Bilateral agreements have also proliferated during this period. There are important examples within North America. The United States has signed bilateral agreements on the transport of hazardous wastes with Canada and Mexico. A recent air-pollution agreement between the United States and Mexico addresses urban air pollution problems in Mexico City. In Latin America, Brazil and Argentina concluded an agreement (contemporaneous with the two IAEA agreements) that provides for consultation in case of nuclear accidents in either country.
Many of these agreements were thought to be impossible 10 years ago; some were thought impossible as briefly as 2 years before they were concluded. The provisions in the new agreements are generally more stringent than in the previous ones; the range of subject matter is broader; and the provisions for implementation and review are more sophisticated. One encouraging observation from this experience is that the learning curve demonstrated in international environmental law is unexpectedly steep. This should give us hope that the international community may be able, with at least some success, to confront the immense challenges posed by global environmental change.
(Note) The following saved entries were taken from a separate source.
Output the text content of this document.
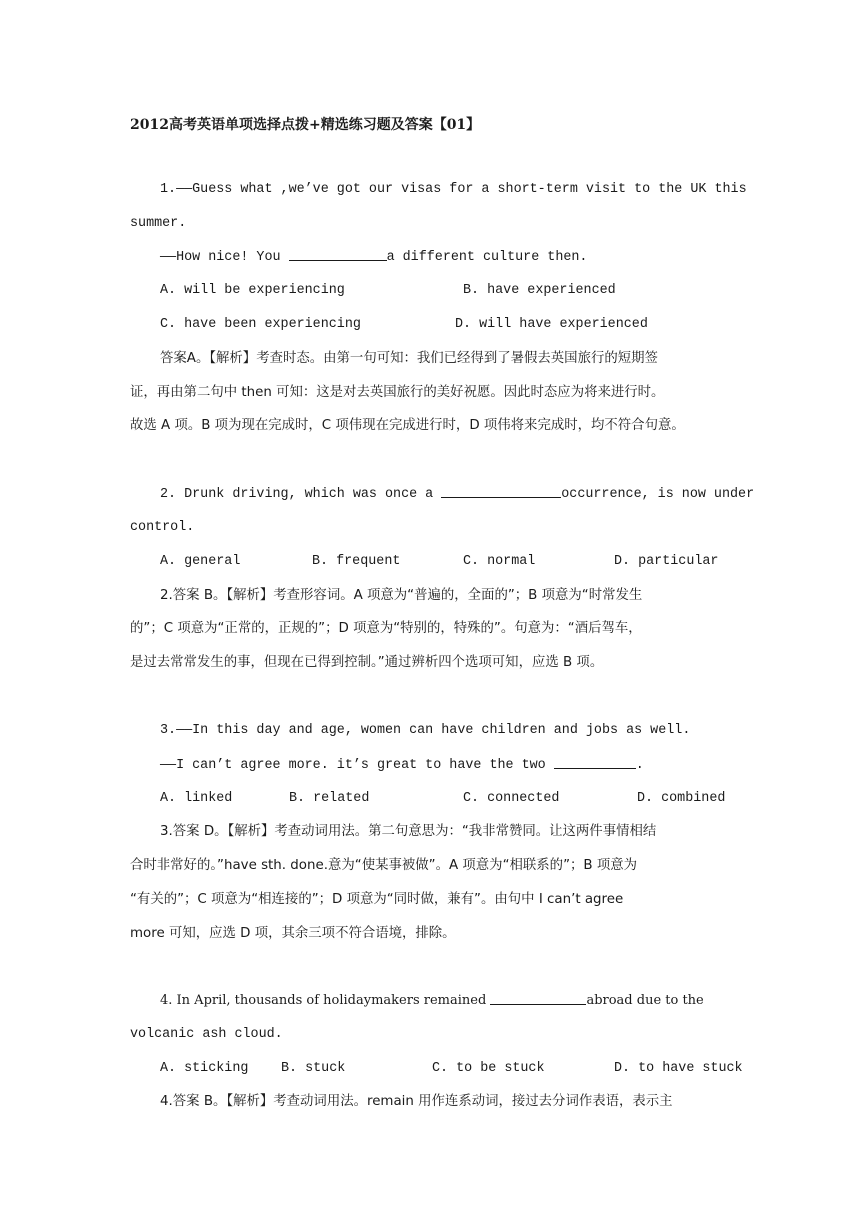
2012高考英语单项选择点拨+精选练习题及答案【01】
1.——Guess what ,we’ve got our visas for a short-term visit to the UK this
summer.
——How nice! You	a different culture then.
A. will be experiencing	B. have experienced
C. have been experiencing	D. will have experienced
答案A。【解析】考查时态。由第一句可知：我们已经得到了暑假去英国旅行的短期签
证，再由第二句中 then 可知：这是对去英国旅行的美好祝愿。因此时态应为将来进行时。
故选 A 项。B 项为现在完成时，C 项伟现在完成进行时，D 项伟将来完成时，均不符合句意。
2. Drunk driving, which was once a	occurrence, is now under
control.
A. general	B. frequent	C. normal	D. particular
2.答案 B。【解析】考查形容词。A 项意为“普遍的，全面的”；B 项意为“时常发生
的”；C 项意为“正常的，正规的”；D 项意为“特别的，特殊的”。句意为：“酒后驾车，
是过去常常发生的事，但现在已得到控制。”通过辨析四个选项可知，应选 B 项。
3.——In this day and age, women can have children and jobs as well.
——I can’t agree more. it’s great to have the two	.
A. linked	B. related	C. connected	D. combined
3.答案 D。【解析】考查动词用法。第二句意思为：“我非常赞同。让这两件事情相结
合时非常好的。”have sth. done.意为“使某事被做”。A 项意为“相联系的”；B 项意为
“有关的”；C 项意为“相连接的”；D 项意为“同时做，兼有”。由句中 I can’t agree
more 可知，应选 D 项，其余三项不符合语境，排除。
4. In April, thousands of holidaymakers remained	abroad due to the
volcanic ash cloud.
A. sticking B. stuck	C. to be stuck	D. to have stuck
4.答案 B。【解析】考查动词用法。remain 用作连系动词，接过去分词作表语，表示主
Given the astonishing developments of the past 20 years, what then awaits us in the future?
In the next decade more international agreements and other legal instruments will be concluded. The rate of negotiating these instruments shows no sign of abating. Countries have just reached agreement on a framework convention on climate change, forest principles, and an agreement on biological diversity. As this book goes to press, negotiations continue on several agreements: an agreement on the marine transport of hazardous and noxious substances, and a liability protocol to the Basel Convention on Transboundary Movements of Hazardous Wastes.
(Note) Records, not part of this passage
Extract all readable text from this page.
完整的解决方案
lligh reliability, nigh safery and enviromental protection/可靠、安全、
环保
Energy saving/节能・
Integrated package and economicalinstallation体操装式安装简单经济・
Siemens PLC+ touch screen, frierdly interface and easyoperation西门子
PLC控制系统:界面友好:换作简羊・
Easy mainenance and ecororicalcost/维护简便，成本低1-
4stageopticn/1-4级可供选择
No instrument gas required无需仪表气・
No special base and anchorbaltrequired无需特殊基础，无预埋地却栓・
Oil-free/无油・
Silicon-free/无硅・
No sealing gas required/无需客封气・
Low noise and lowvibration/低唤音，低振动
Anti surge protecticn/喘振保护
At the same time, however, a countervailing theme is emerging-one that says it is time to slow the rate of negotiating international agreements. Some countries, especially the developing ones, are becoming overtaxed by the resources needed to engage in negotiations and to implement effectively the agreements already concluded. This may mean that a "go slow" light will appear and caution against continuing the rapid pace of concluding new international agreements. In turn this may presage greater reliance on international legal instruments that are not formal conventions, or what some jurists call "soft law."
The new international conventions are likely to continue to be ever more demanding in terms of the actions they ask of countries. Frequently this may take the form of a framework convention, followed by protocols that provide for detailed obligations. This is the form of the recent Antarctic Environment Protocol (with four annexes), the Vienna Ozone Layer Convention (with the Montreal Protocol), and the regional-seas conventions.
Further, there is likely to be increased emphasis on monitoring compliance with the conventions and on providing means to facilitate implementation and compliance. The role of non-governmental organizations in the negotiation and implementation of agreements has grown and will likely continue to grow.
Finally, we will likely see new attention to the trade implications of the agreements that are negotiated and to addressing issues of consistency between environmental and trade regimes.